The R-squared is 0.158, meaning the model explains only 15.8% of the variation in the average score. The F-statistic (26.03) indicates that the model is significant overall. However, the residuals show some large discrepancies, with a standard error of 17.55, indicating the model has a high level of prediction error.
In summary, the student-teacher ratio significantly affects the average score, while the percentage of English learners and the interaction term do not. The model explains only a small portion of the variation in the average score.
Call:
lm(formula = average_score ~ student_teacher_dummy, data = CASchools)
Residuals:
Min 1Q Median 3Q Max
-50.435 -14.071 -0.285 12.778 49.565
Coefficients:
Estimate Std.

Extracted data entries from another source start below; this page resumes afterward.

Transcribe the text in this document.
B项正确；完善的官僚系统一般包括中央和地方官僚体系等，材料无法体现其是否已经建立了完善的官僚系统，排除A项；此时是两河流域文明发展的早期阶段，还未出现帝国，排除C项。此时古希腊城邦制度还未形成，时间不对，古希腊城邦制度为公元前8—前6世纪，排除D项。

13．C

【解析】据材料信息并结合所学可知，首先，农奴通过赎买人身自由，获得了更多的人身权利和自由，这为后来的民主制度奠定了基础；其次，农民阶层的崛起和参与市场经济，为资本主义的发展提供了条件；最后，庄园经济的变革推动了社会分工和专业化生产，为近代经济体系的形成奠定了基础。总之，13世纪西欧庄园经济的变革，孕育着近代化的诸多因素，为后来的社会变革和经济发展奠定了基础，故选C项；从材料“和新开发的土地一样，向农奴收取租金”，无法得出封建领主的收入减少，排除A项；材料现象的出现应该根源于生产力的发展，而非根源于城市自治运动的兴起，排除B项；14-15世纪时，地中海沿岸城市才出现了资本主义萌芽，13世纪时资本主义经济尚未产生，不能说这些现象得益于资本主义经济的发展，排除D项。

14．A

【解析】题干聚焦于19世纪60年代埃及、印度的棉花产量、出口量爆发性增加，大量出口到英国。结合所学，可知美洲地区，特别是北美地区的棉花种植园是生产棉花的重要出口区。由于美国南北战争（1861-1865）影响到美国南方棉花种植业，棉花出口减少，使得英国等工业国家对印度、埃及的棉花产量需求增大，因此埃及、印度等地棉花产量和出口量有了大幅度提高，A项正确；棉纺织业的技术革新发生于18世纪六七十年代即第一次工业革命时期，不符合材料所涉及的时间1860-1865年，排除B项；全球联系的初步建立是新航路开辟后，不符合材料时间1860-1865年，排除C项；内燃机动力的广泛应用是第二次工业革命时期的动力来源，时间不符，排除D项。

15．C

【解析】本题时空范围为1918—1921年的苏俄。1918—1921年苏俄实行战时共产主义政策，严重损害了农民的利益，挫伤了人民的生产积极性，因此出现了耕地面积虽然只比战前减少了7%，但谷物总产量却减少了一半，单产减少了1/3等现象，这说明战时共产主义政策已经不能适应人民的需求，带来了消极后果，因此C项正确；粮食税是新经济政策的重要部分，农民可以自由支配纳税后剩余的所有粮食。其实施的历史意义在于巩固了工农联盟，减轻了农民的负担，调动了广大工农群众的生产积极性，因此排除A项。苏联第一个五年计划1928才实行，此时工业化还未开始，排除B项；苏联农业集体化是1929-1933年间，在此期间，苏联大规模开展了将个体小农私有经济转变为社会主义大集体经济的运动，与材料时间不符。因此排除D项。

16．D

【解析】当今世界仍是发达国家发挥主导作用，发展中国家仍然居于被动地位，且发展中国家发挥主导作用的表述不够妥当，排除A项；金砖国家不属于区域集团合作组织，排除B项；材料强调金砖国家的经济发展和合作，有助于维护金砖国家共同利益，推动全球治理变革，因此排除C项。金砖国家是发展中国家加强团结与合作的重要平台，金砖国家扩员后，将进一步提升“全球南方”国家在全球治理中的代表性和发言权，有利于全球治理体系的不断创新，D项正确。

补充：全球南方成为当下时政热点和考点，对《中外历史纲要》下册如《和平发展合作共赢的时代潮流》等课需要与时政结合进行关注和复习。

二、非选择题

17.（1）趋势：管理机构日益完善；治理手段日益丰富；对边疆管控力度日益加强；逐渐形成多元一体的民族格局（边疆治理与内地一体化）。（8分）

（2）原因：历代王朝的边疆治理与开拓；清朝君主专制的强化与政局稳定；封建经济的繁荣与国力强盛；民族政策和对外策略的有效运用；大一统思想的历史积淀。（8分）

Error t value Pr(>|t|)
(Intercept) 657.185 1.202 546.62 < 2e-16 ***
student_teacher_dummy -7.185 1.852 -3.88 0.000121 ***
---
Signif. codes: 0 '***' 0.001 '**' 0.01 '*' 0.05 '.' 0.1 ' ' 1
Residual standard error: 18.74 on 418 degrees of freedom
Multiple R-squared: 0.03476, Adjusted R-squared: 0.03245
F-statistic: 15.05 on 1 and 418 DF, p-value: 0.0001215
The results of the dummy regression model show that the intercept is 657.19, which means the predicted average score is 657.19 when the student-teacher ratio is 20 or below (when the dummy variable is 0). The coefficient for the dummy variable is -7.19, indicating that when the student-teacher ratio is above 20 (when the dummy variable is 1), the average score decreases by 7.19 points compared to when the ratio is 20 or below. This relationship is statistically significant with a p-value of 0.000121, which is much smaller than 0.05.
The R-squared value is 0.0348, meaning the model explains only 3.48% of the variation in the average score. This suggests that the dummy variable alone does not explain much of the variation in the average score. The residuals show a spread from -50.44 to 49.57, with a standard error of 18.74, indicating that there is a moderate level of prediction error in the model.

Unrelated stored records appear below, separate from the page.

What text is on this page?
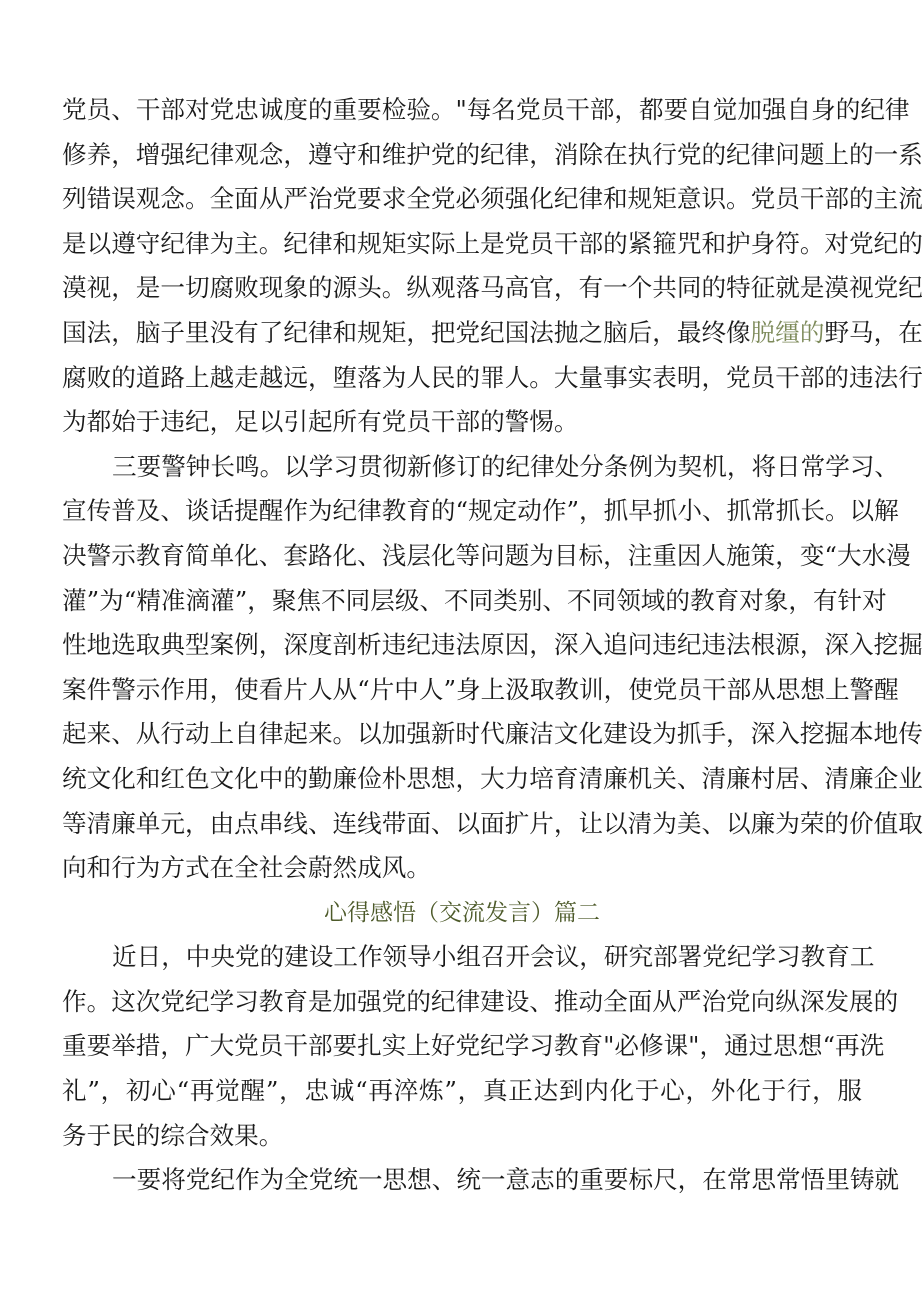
党员、干部对党忠诚度的重要检验。"每名党员干部，都要自觉加强自身的纪律
修养，增强纪律观念，遵守和维护党的纪律，消除在执行党的纪律问题上的一系
列错误观念。全面从严治党要求全党必须强化纪律和规矩意识。党员干部的主流
是以遵守纪律为主。纪律和规矩实际上是党员干部的紧箍咒和护身符。对党纪的
漠视，是一切腐败现象的源头。纵观落马高官，有一个共同的特征就是漠视党纪
国法，脑子里没有了纪律和规矩，把党纪国法抛之脑后，最终像脱缰的野马，在
腐败的道路上越走越远，堕落为人民的罪人。大量事实表明，党员干部的违法行
为都始于违纪，足以引起所有党员干部的警惕。
三要警钟长鸣。以学习贯彻新修订的纪律处分条例为契机，将日常学习、
宣传普及、谈话提醒作为纪律教育的“规定动作”，抓早抓小、抓常抓长。以解
决警示教育简单化、套路化、浅层化等问题为目标，注重因人施策，变“大水漫
灌”为“精准滴灌”，聚焦不同层级、不同类别、不同领域的教育对象，有针对
性地选取典型案例，深度剖析违纪违法原因，深入追问违纪违法根源，深入挖掘
案件警示作用，使看片人从“片中人”身上汲取教训，使党员干部从思想上警醒
起来、从行动上自律起来。以加强新时代廉洁文化建设为抓手，深入挖掘本地传
统文化和红色文化中的勤廉俭朴思想，大力培育清廉机关、清廉村居、清廉企业
等清廉单元，由点串线、连线带面、以面扩片，让以清为美、以廉为荣的价值取
向和行为方式在全社会蔚然成风。
心得感悟（交流发言）篇二
近日，中央党的建设工作领导小组召开会议，研究部署党纪学习教育工
作。这次党纪学习教育是加强党的纪律建设、推动全面从严治党向纵深发展的
重要举措，广大党员干部要扎实上好党纪学习教育"必修课"，通过思想“再洗
礼”，初心“再觉醒”，忠诚“再淬炼”，真正达到内化于心，外化于行，服
务于民的综合效果。
一要将党纪作为全党统一思想、统一意志的重要标尺，在常思常悟里铸就
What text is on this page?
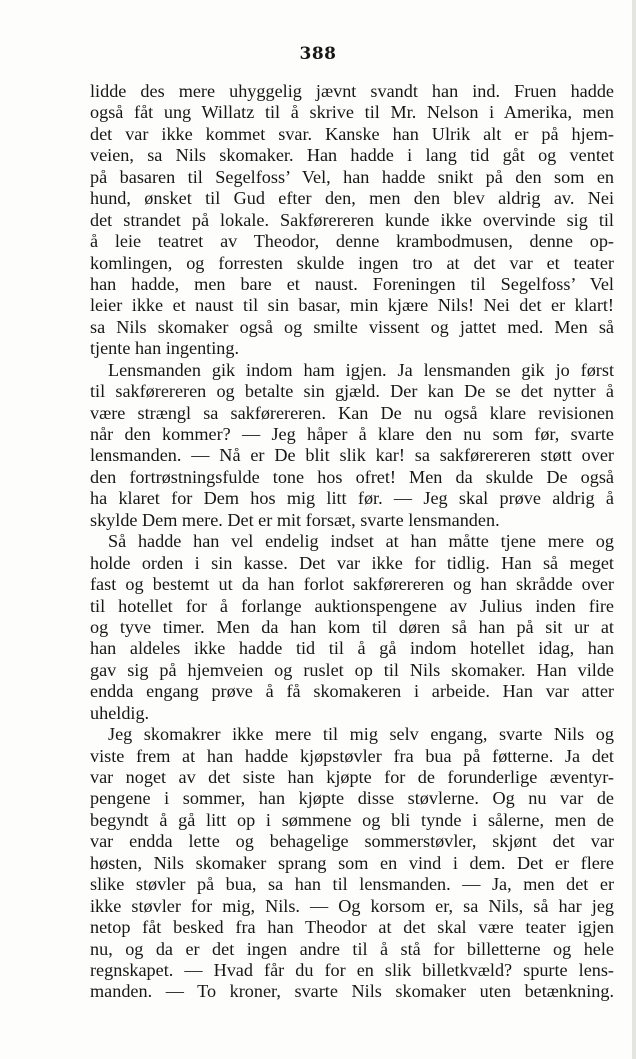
388
lidde des mere uhyggelig jævnt svandt han ind. Fruen hadde
også fåt ung Willatz til å skrive til Mr. Nelson i Amerika, men
det var ikke kommet svar. Kanske han Ulrik alt er på hjem-
veien, sa Nils skomaker. Han hadde i lang tid gåt og ventet
på basaren til Segelfoss’ Vel, han hadde snikt på den som en
hund, ønsket til Gud efter den, men den blev aldrig av. Nei
det strandet på lokale. Sakførereren kunde ikke overvinde sig til
å leie teatret av Theodor, denne krambodmusen, denne op-
komlingen, og forresten skulde ingen tro at det var et teater
han hadde, men bare et naust. Foreningen til Segelfoss’ Vel
leier ikke et naust til sin basar, min kjære Nils! Nei det er klart!
sa Nils skomaker også og smilte vissent og jattet med. Men så
tjente han ingenting.
Lensmanden gik indom ham igjen. Ja lensmanden gik jo først
til sakførereren og betalte sin gjæld. Der kan De se det nytter å
være strængl sa sakførereren. Kan De nu også klare revisionen
når den kommer? — Jeg håper å klare den nu som før, svarte
lensmanden. — Nå er De blit slik kar! sa sakførereren støtt over
den fortrøstningsfulde tone hos ofret! Men da skulde De også
ha klaret for Dem hos mig litt før. — Jeg skal prøve aldrig å
skylde Dem mere. Det er mit forsæt, svarte lensmanden.
Så hadde han vel endelig indset at han måtte tjene mere og
holde orden i sin kasse. Det var ikke for tidlig. Han så meget
fast og bestemt ut da han forlot sakførereren og han skrådde over
til hotellet for å forlange auktionspengene av Julius inden fire
og tyve timer. Men da han kom til døren så han på sit ur at
han aldeles ikke hadde tid til å gå indom hotellet idag, han
gav sig på hjemveien og ruslet op til Nils skomaker. Han vilde
endda engang prøve å få skomakeren i arbeide. Han var atter
uheldig.
Jeg skomakrer ikke mere til mig selv engang, svarte Nils og
viste frem at han hadde kjøpstøvler fra bua på føtterne. Ja det
var noget av det siste han kjøpte for de forunderlige æventyr-
pengene i sommer, han kjøpte disse støvlerne. Og nu var de
begyndt å gå litt op i sømmene og bli tynde i sålerne, men de
var endda lette og behagelige sommerstøvler, skjønt det var
høsten, Nils skomaker sprang som en vind i dem. Det er flere
slike støvler på bua, sa han til lensmanden. — Ja, men det er
ikke støvler for mig, Nils. — Og korsom er, sa Nils, så har jeg
netop fåt besked fra han Theodor at det skal være teater igjen
nu, og da er det ingen andre til å stå for billetterne og hele
regnskapet. — Hvad får du for en slik billetkvæld? spurte lens-
manden. — To kroner, svarte Nils skomaker uten betænkning.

In summary, the model suggests that the average score decreases when the student-teacher ratio is above 20, but the model only explains a small portion of the variation in the average score, meaning other factors likely influence the result.

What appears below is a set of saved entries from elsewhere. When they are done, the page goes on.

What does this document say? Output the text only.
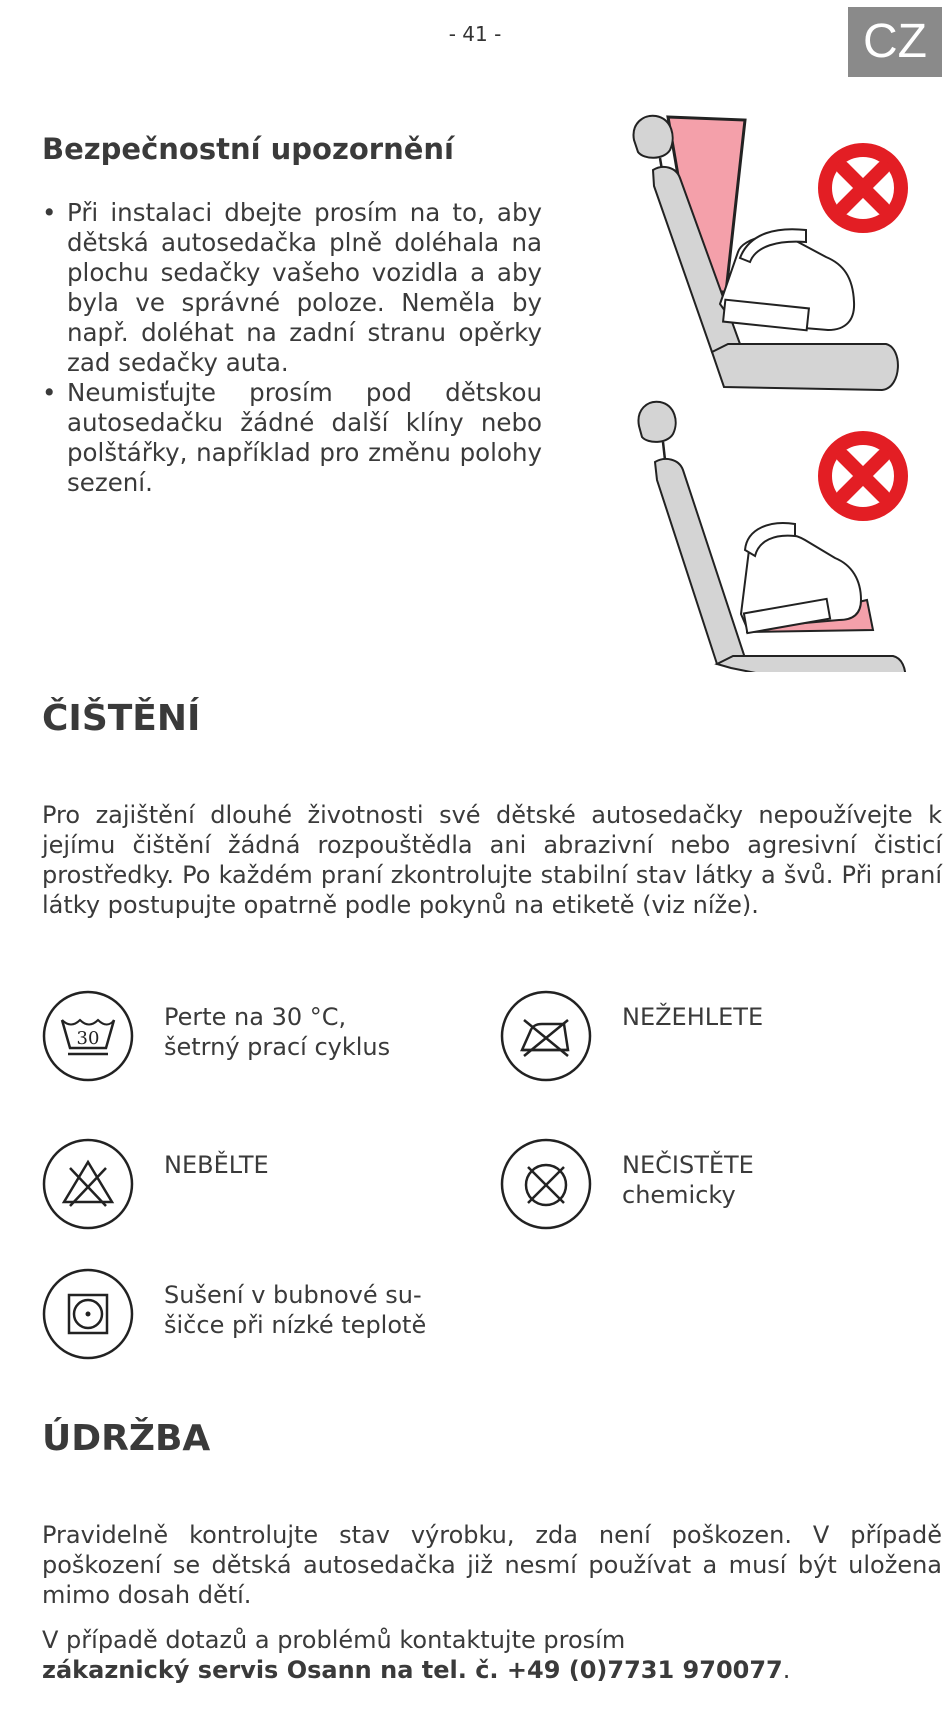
- 41 -	CZ
Bezpečnostní upozornění
• Při instalaci dbejte prosím na to, aby dětská autosedačka plně doléhala na plochu sedačky vašeho vozidla a aby byla ve správné poloze. Neměla by např. doléhat na zadní stranu opěrky zad sedačky auta.
• Neumisťujte prosím pod dětskou autosedačku žádné další klíny nebo polštářky, například pro změnu polohy sezení.
ČIŠTĚNÍ

Pro zajištění dlouhé životnosti své dětské autosedačky nepoužívejte k jejímu čištění žádná rozpouštědla ani abrazivní nebo agresivní čisticí prostředky. Po každém praní zkontrolujte stabilní stav látky a švů. Při praní látky postupujte opatrně podle pokynů na etiketě (viz níže).

30
Perte na 30 °C,
šetrný prací cyklus
NEŽEHLETE
NEBĚLTE	NEČISTĚTE
chemicky
Sušení v bubnové su-
šičce při nízké teplotě
ÚDRŽBA

Pravidelně kontrolujte stav výrobku, zda není poškozen. V případě poškození se dětská autosedačka již nesmí používat a musí být uložena mimo dosah dětí.

V případě dotazů a problémů kontaktujte prosím
zákaznický servis Osann na tel. č. +49 (0)7731 970077.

The regression model shows that the intercept is 660.8, meaning the predicted average score is 660.8 when all variables are zero. The student-teacher ratio dummy has a coefficient of -1.08 but is not significant. The percentage of students qualifying for reduced-price lunch significantly lowers the average score by 0.59 points for each additional percentage point. The number of computers and the interaction term with English learners do not significantly affect the average score. However, expenditure per student has a significant positive effect, increasing the score by 0.0039 for each additional dollar spent.
The model explains 77.71% of the variation in average scores, and the overall model is statistically significant. In conclusion, the most important factors affecting the average score are the percentage of students qualifying for reduced-price lunch and expenditure per student. The student-teacher ratio and the number of computers do not have a significant impact.